Come per tutti i tumori del cavo orale, anche per quello alla lingua sono fattori di rischio il fumo di sigaretta, il consumo di alcol e traumi interni alla bocca. Il tumore alla lingua può presentarsi con una macchia oppure con una lesione che non guarisce. Spesso si sente un dolore, anche lieve, e cattivo sapore in gola. S.G. è stato il sesto paziente a sottoporsi a questo tipo di operazione al Papa Giovanni nell’ultimo anno e mezzo. Per tutti l’esito è stato positivo.

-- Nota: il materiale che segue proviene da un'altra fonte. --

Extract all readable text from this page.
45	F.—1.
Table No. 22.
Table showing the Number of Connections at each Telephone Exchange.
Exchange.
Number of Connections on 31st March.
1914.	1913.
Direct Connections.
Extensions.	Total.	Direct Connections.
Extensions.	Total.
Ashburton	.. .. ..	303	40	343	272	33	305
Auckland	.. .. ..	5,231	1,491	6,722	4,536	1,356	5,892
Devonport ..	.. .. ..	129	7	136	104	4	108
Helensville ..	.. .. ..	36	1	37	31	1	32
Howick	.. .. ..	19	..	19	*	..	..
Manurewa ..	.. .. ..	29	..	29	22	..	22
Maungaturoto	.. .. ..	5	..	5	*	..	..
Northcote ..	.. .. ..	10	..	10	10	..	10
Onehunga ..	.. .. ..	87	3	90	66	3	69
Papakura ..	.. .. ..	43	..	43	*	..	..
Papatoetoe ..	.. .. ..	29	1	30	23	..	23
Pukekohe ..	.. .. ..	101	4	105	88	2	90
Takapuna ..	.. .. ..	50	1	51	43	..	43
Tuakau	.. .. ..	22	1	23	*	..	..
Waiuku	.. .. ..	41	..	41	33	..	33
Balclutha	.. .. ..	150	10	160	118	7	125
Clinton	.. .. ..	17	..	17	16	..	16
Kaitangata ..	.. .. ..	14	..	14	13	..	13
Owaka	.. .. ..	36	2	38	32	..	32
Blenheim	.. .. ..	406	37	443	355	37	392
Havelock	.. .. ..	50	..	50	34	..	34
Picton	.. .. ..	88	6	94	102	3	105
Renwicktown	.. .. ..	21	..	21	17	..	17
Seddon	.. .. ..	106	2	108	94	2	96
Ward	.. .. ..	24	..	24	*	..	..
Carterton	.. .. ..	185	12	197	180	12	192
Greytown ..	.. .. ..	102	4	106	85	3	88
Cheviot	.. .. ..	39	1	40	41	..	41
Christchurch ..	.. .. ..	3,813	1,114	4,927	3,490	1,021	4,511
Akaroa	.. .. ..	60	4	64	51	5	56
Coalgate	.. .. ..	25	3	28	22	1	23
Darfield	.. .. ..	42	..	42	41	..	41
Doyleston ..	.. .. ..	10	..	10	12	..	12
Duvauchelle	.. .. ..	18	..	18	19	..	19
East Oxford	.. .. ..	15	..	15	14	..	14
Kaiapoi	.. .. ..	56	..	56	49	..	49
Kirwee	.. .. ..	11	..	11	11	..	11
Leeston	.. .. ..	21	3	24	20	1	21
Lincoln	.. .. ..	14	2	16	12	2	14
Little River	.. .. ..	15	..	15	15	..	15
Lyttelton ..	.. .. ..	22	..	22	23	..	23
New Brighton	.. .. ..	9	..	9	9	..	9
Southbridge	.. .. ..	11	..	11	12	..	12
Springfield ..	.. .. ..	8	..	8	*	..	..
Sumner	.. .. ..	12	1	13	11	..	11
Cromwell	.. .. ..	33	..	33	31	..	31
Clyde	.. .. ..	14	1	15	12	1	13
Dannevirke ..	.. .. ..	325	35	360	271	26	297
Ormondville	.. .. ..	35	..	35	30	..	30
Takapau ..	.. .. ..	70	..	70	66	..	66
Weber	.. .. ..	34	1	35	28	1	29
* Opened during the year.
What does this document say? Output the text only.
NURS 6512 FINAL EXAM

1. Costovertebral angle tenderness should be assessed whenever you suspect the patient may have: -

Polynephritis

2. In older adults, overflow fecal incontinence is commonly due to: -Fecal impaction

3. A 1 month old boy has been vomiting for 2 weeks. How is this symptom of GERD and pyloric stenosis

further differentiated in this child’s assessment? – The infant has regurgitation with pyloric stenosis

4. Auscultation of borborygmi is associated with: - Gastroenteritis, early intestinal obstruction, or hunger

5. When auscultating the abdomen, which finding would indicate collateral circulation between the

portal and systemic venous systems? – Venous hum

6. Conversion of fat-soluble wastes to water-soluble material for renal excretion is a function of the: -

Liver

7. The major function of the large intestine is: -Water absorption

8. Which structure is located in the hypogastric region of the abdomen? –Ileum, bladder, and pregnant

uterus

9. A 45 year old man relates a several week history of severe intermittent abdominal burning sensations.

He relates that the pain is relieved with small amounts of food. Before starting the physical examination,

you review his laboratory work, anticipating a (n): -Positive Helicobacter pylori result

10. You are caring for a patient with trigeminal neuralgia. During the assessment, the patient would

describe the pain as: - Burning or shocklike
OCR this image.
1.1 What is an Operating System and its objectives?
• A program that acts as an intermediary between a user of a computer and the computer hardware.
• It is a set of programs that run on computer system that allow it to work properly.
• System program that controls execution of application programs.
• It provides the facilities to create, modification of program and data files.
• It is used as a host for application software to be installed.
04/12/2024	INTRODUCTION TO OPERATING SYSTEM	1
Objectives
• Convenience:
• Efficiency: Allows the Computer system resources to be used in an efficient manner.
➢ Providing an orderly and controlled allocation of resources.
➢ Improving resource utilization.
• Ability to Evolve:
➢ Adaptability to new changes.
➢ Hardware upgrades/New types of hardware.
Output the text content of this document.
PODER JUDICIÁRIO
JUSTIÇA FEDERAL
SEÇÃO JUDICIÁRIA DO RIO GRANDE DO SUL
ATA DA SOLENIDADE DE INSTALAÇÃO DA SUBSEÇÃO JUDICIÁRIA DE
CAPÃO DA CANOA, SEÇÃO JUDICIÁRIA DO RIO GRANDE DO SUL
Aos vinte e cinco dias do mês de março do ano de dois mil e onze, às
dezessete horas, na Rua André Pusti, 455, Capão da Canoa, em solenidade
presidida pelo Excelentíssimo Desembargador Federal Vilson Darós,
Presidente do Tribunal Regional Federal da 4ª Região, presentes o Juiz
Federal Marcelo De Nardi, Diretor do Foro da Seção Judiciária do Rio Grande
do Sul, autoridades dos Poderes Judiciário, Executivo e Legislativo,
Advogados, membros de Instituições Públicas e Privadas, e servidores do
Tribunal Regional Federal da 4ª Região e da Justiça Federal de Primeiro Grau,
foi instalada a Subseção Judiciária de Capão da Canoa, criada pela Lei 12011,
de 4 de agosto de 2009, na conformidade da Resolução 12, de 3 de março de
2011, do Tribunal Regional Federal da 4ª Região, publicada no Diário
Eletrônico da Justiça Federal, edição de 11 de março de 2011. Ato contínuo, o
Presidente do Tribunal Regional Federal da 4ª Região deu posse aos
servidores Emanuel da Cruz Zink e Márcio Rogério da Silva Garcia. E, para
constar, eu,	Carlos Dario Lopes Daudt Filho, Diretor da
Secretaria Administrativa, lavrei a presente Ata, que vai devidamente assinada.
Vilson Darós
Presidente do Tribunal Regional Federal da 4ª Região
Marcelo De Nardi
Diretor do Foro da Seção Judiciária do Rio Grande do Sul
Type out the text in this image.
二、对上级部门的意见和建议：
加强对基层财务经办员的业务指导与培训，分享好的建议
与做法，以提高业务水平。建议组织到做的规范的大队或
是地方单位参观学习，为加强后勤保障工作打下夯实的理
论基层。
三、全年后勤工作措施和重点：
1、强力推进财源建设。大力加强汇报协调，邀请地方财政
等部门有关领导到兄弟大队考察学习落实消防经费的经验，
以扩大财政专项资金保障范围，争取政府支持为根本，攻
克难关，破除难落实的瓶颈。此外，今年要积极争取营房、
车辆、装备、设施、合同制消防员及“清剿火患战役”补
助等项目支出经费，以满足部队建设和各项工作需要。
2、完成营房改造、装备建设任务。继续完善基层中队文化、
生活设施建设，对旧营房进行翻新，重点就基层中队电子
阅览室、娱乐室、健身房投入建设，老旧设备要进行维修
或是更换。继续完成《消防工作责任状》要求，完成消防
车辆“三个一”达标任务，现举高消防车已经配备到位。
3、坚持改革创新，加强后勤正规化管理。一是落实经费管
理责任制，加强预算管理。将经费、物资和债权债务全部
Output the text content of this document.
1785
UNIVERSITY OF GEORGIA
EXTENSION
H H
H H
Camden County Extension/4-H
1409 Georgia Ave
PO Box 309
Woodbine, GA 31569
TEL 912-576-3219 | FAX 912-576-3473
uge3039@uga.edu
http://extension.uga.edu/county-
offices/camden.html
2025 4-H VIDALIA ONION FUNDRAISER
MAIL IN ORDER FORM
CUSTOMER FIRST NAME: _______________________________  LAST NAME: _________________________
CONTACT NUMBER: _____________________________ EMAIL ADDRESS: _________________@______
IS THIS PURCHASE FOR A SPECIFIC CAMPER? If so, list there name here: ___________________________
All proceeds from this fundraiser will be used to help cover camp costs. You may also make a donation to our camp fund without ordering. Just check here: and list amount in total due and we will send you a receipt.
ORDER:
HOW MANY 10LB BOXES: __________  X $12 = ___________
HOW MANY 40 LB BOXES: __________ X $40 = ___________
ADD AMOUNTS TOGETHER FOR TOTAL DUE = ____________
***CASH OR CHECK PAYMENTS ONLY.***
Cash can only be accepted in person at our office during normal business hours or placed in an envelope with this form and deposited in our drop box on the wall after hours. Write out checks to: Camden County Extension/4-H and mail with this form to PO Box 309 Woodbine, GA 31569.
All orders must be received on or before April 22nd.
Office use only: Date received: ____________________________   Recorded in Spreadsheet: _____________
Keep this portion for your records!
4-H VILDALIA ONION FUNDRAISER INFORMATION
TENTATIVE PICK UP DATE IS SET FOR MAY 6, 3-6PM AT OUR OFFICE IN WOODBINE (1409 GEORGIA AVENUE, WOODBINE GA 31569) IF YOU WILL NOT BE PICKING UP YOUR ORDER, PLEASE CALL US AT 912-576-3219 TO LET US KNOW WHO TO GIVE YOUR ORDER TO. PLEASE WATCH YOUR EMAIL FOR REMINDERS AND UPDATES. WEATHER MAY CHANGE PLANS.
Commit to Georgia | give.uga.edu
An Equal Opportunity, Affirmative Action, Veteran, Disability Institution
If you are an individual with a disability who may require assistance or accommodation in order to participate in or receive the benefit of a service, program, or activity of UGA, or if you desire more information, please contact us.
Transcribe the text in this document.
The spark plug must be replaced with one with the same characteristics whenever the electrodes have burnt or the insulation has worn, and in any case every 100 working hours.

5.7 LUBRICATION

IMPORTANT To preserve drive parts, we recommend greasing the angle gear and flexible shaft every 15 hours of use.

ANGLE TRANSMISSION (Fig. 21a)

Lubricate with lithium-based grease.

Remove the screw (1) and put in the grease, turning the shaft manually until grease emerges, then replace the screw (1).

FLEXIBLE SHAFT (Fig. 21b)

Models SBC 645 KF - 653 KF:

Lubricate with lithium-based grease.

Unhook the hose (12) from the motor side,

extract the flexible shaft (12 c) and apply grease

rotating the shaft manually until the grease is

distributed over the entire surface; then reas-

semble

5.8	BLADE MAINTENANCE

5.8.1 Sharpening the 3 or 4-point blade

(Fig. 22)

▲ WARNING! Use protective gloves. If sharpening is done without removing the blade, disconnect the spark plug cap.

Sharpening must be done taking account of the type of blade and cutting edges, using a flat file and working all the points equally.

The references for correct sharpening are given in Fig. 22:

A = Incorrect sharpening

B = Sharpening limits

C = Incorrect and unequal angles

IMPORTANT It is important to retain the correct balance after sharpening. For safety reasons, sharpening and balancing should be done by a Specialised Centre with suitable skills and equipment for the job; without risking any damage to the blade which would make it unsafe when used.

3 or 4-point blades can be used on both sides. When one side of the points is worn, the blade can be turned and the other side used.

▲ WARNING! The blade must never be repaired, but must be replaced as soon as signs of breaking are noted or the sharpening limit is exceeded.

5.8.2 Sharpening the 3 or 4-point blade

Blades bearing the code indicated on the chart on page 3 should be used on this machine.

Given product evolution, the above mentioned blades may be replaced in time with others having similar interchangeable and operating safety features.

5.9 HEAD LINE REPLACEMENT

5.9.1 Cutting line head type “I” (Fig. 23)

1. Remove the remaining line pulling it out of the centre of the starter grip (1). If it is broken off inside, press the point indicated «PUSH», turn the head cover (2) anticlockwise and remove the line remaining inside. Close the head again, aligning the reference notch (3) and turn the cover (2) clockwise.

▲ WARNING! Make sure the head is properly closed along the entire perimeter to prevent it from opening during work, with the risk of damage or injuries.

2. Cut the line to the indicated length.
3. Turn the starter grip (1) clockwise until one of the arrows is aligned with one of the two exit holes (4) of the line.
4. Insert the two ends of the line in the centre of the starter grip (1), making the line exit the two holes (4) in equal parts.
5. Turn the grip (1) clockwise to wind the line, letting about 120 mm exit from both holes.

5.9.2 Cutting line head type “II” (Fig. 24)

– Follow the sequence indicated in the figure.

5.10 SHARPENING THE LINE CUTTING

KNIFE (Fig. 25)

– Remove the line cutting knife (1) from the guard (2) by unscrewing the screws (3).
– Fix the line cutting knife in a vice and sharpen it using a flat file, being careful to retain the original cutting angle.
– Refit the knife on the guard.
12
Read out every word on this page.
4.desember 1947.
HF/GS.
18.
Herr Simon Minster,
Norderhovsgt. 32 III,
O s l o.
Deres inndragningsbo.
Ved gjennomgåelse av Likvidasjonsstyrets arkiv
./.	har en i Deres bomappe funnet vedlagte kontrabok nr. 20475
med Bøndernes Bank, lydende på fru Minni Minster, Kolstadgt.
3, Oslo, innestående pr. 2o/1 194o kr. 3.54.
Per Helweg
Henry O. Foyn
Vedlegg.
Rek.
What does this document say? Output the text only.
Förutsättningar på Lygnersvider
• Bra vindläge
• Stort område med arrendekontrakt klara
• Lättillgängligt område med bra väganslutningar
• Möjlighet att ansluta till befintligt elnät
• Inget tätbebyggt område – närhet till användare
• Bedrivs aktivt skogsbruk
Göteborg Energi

“La presenza di un’esperienza clinica così variegata ci permette di aprire percorsi diagnostici e terapeutici all’avanguardia per ridurre al minimo le disabilità dei pazienti affetti da questi tumori”, afferma Fabio Pezzoli, direttore sanitario dell’ASST Papa Giovanni XXIII di Bergamo. “Anche patologie non certo frequenti, come le neoplasie del cavo orale, sono affrontate con un approccio clinico a 360°. Per la fase diagnostica e per l’intervento ci avvaliamo della competenza multidisciplinare di oncologi, otorinolaringoiatri e chirurghi plastici. Sempre grazie a queste figure seguiamo il paziente, che può contare su competenze di assoluto valore nel decorso post-operatorio e riabilitativo insieme a logopedisti e terapisti del dolore.”